L(+) Lactic acid and Its applications

L (+) lactic acid production is gaining interest due to its applications in food and pharmaceutical industries. At present world market is mainly captured by China and USA. Poly L(+) lactic acid is a biodegradable, biocompatible polymer that can be produced from the renewable resources via fermentation.

Different Lactobacillus species

Most homofermentative organisms produce both the stereoisomeric forms of lactic acid. Heterofermentative organisms may produce lactic acid along with other metabolites like ethanol, acetate, formate etc. anaerobically. The purification of one form of lactic acid from its racemic mixture is very difficult, which may involve expensive chromatography techniques. The most suitable way is to select the L(+) producer organism or use genetically modified strains. A few attempts have been made to improve and modify the production of L(+) lactic acid by metabolic engineering in Lactobacillus species. The ldhD gene in L. helveticus was inactivated. A two-fold increase in the amount of L(+) lactic acid was observed which restored the amount of total lactic acid to the level in the wild type strain. The ldhL gene was overexpressed in L. plantarum by increasing its copy number. This increased the activity of L-lactate dehydrogenase (L-LDH) but was found ineffective for L(+) lactic acid production. The total lactic acid production was not affected by the inactivation of ldhD gene or inactivating the ldhL gene. In another study, two ldhD^- strains of L.helveticus were constructed by deleting the promoter region of the ldhDgene in the first construct and by replacing the structural gene of ldhD gene by ldhL gene of the same species in the second construct. This has not only increased the enzyme activity of L-LDH by 53% and 93% respectively, but also enhanced L(+) lactic acid production. In Lactococcus lactis, ldhLgene is located as a part of the lac operon. An increase in copy number of the plasmid containing the whole operon resulted in a slight increase in lactic acid production. The ldhD gene of L. johnsonii was altered by an 8-bp deletion. The D-LDH enzyme activity was completely absent in the mutant strain and the remaining L-LDH enzyme activity rerouted the carbon flux to L-lactate with a marginal increase in the secondary end products.

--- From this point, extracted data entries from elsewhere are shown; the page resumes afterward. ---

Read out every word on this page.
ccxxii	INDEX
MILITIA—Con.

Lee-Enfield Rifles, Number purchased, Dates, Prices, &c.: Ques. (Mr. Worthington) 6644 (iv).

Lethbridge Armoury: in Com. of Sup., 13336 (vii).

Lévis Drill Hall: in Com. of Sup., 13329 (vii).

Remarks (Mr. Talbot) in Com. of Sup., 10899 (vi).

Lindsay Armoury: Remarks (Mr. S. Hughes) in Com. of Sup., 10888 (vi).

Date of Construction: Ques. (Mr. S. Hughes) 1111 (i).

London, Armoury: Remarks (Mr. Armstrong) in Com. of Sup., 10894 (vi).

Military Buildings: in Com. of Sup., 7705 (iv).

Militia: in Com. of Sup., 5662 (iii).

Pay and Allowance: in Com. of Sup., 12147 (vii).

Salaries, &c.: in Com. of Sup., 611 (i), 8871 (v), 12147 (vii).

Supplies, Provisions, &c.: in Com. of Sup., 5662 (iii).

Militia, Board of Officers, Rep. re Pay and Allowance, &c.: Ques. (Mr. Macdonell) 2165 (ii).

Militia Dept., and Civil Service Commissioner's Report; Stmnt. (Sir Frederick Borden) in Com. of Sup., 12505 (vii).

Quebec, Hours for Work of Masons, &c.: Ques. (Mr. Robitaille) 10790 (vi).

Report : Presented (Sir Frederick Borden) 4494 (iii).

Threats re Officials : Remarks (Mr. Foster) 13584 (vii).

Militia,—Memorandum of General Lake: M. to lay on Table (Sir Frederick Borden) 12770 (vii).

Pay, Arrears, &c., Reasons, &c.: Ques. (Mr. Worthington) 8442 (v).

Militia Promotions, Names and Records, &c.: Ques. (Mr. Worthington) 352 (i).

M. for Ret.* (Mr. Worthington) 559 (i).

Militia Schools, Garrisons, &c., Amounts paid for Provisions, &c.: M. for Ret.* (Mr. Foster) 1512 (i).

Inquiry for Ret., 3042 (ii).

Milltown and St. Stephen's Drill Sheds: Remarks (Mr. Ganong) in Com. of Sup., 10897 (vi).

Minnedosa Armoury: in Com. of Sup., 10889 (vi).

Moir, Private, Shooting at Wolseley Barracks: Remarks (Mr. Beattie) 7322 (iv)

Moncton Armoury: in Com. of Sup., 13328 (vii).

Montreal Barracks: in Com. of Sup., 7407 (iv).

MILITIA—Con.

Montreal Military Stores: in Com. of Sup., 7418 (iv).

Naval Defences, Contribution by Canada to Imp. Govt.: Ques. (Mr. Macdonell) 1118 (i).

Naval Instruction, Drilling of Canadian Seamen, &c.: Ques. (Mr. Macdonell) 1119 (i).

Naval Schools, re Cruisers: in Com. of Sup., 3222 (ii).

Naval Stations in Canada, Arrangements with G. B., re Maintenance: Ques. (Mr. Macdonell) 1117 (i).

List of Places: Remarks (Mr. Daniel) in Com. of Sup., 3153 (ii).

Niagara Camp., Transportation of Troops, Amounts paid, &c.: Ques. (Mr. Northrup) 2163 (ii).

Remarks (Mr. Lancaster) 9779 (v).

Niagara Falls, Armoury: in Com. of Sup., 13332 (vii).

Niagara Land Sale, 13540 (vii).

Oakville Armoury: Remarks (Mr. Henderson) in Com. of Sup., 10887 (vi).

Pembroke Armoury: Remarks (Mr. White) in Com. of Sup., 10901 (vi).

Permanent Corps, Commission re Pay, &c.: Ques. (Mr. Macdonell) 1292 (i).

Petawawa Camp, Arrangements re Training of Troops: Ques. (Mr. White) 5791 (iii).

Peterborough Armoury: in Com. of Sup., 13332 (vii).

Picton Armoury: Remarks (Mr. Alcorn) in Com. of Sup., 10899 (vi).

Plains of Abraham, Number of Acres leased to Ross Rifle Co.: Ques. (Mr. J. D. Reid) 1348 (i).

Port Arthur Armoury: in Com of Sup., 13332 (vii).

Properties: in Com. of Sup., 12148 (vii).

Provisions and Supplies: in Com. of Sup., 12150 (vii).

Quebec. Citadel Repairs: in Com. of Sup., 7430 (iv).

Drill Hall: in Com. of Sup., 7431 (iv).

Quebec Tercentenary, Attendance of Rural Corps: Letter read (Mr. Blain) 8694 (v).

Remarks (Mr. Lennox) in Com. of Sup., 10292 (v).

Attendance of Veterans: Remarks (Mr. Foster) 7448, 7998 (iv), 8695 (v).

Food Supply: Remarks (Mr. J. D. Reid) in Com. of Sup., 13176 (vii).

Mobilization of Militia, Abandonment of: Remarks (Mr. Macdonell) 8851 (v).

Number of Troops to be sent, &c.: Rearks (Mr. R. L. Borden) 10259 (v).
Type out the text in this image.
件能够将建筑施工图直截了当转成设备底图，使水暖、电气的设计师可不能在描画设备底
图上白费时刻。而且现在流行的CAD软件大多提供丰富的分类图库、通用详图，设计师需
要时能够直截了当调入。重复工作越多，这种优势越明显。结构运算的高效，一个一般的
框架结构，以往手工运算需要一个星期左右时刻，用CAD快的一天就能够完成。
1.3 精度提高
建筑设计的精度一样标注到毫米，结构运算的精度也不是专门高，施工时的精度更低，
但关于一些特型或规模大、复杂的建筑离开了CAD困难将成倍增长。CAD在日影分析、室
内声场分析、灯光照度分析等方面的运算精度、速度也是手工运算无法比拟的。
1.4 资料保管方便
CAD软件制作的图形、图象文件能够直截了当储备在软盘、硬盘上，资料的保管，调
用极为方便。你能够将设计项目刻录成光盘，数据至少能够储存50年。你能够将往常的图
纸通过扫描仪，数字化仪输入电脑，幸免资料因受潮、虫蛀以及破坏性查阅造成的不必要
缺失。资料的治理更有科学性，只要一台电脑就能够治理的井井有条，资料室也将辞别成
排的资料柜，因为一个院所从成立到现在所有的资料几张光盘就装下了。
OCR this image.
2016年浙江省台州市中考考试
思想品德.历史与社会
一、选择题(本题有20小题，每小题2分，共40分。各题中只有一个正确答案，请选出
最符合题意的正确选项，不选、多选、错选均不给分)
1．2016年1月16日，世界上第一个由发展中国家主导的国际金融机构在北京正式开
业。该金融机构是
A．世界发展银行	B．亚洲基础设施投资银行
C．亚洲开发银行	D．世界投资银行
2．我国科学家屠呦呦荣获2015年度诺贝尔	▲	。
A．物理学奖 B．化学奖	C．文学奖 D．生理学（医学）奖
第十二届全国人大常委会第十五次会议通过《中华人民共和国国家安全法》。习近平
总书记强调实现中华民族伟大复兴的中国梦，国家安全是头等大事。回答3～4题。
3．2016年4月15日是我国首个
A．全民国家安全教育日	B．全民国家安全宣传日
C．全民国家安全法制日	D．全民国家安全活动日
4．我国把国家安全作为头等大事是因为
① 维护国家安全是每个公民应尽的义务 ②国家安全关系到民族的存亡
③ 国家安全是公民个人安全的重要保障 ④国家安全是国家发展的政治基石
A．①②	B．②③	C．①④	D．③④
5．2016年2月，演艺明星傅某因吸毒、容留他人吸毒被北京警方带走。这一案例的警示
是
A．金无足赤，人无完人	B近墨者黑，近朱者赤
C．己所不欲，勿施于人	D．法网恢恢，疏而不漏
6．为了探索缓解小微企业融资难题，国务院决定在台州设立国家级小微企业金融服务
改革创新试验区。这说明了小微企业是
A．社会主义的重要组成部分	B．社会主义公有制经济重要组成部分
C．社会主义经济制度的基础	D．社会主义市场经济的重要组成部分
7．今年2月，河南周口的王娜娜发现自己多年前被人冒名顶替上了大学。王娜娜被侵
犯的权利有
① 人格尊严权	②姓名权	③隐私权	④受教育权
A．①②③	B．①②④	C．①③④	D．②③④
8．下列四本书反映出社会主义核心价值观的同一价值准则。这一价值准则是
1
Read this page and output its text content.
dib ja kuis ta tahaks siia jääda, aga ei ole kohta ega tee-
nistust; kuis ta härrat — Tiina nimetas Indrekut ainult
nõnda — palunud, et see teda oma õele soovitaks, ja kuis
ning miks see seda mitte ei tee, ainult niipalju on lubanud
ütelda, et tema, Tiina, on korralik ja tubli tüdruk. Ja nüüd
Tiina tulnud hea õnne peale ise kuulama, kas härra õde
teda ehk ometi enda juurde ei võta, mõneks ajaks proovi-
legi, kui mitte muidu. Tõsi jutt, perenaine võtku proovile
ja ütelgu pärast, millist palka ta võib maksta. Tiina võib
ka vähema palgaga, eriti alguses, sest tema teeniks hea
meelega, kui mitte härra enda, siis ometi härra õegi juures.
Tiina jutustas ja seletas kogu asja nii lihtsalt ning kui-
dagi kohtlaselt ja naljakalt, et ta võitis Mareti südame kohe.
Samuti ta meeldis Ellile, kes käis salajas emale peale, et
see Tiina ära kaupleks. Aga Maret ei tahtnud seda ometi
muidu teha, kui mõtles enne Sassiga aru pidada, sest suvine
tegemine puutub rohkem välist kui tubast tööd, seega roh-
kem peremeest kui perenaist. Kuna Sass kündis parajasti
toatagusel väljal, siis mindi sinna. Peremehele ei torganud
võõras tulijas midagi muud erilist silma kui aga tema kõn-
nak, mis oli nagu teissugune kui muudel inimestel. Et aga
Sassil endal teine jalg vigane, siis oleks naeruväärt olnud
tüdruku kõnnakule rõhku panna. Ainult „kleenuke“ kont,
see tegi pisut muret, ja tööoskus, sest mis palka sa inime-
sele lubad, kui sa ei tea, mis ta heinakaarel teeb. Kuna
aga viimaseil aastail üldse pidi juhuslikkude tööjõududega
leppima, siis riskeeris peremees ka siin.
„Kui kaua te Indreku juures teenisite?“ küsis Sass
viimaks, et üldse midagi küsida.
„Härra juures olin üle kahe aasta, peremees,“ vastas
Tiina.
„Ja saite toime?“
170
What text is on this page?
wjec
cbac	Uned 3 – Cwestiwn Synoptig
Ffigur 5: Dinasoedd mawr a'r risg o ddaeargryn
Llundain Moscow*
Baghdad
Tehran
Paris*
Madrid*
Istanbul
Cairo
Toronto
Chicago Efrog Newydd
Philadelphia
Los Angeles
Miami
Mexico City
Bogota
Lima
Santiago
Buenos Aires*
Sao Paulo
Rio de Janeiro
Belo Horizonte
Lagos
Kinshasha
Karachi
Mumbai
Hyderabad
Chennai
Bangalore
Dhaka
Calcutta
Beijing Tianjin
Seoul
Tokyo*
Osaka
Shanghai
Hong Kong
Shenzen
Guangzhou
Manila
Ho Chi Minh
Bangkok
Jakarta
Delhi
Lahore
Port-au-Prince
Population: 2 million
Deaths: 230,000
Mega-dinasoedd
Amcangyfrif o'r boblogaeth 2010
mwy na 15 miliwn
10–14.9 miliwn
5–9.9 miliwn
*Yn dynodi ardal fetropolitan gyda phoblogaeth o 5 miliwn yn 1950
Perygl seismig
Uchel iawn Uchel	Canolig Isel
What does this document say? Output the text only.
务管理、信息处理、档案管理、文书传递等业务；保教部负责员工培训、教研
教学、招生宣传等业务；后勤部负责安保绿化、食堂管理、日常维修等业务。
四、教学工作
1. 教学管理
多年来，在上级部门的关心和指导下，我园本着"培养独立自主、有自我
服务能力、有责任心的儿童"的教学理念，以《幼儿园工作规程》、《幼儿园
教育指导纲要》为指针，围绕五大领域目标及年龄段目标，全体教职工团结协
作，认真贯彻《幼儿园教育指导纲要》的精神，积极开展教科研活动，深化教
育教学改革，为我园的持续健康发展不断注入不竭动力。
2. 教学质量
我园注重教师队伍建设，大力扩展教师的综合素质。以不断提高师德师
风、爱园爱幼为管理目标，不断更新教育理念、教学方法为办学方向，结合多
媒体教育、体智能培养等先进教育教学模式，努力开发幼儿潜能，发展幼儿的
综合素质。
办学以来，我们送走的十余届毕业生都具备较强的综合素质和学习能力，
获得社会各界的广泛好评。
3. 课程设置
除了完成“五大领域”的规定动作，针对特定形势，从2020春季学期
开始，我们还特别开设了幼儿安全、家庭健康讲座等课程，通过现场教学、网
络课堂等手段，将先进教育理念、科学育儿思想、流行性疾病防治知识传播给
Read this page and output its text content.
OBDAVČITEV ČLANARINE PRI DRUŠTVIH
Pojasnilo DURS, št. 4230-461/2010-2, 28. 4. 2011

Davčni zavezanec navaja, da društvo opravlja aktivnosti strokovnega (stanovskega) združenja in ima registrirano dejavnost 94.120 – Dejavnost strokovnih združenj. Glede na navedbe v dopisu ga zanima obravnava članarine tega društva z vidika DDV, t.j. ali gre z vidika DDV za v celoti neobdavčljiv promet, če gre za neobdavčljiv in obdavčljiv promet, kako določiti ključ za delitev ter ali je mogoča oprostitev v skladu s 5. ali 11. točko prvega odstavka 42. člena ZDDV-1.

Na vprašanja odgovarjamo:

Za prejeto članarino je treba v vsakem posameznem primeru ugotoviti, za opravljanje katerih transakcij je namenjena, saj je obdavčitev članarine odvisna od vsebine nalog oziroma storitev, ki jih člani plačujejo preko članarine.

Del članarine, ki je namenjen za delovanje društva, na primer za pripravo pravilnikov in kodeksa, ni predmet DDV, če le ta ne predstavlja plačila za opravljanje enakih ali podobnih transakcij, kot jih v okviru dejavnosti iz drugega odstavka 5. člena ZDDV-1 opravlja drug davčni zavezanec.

Many of the genetically modified homofermentative lactic acid bacteria were unable to produce pure L(+) form of lactic acid. The present studies were planned to produce L(+) lactic acid as the only product using the heterofermentative organism Lactobacillus rhamnosus. This organism produces ethanol along with L(+) lactic acid under anaerobic conditions. Therefore its adh^- mutant may only give L(+) lactic acid. For this purpose adh^- mutant of L.rhamnosus was developed by chemical mutagenesis. Its behavior was examined in batch fermentation. The downstream processing for the separation of pure L(+) lactic acid from the fermentation broth can be made easier if a defined media is used. The concentration of amino acids, vitamins and trace metals solution were optimized by experimental design and response surface method and their batch kinetics were observed in the optimized media. These studies were focused on purified L(+) lactic acid production in chemically defined medium, so as by allowing minimum number of unit operations like only electrodialysis to get the purified lactic acid. The concentrated purified L(+) lactic acid can produce lactide that has great applications 

Mutagenesis and Selection of mutants

Actively growing cells harvested from the fermented medium, centrifuged, resuspended in citrate buffer, and then mutagenised by exposing these cells to N- methyl, N'-nitro, N-nitrosoguanidine. Thereafter, mutant cells were selected onto agar plates containing allyl alcohol. This compound inhibits wild type cells since cells with functional alcohol dehydrogenase activity convert allyl alcohol to the toxic compound acrolein.

Statistical experimental design

A Box Behnkehn experimental design with three variables, amino acids, vitamins, trace metals solution and the two parameters or responses, lactic acid and biomass were used which resulted in a total of 20 experiments. The real and coded values of the variables were obtained. Design Expert version 5.5 (Statease Inc, MN, USA) software was used for statistical experimental design, analysis of the results and drawing of the contour plots. The model was fitted by multiple linear regressions and selected by examining the 'Lack of Fit tests' in which low 'ROOT MSE' and 'PRESS' values describe the fitness of the model.

L(+) Lactic acid production

Batch lactic acid fermentations using mutant carried out in optimized medium under controlled conditions pH (6.2) and temperature 40ºC. This could able to exhibit the comparable yields of biomass and lactic acid in designed synthetic medium. The designed optimized medium is useful and does not cause hindrances in L(+) lactic acid polymerization.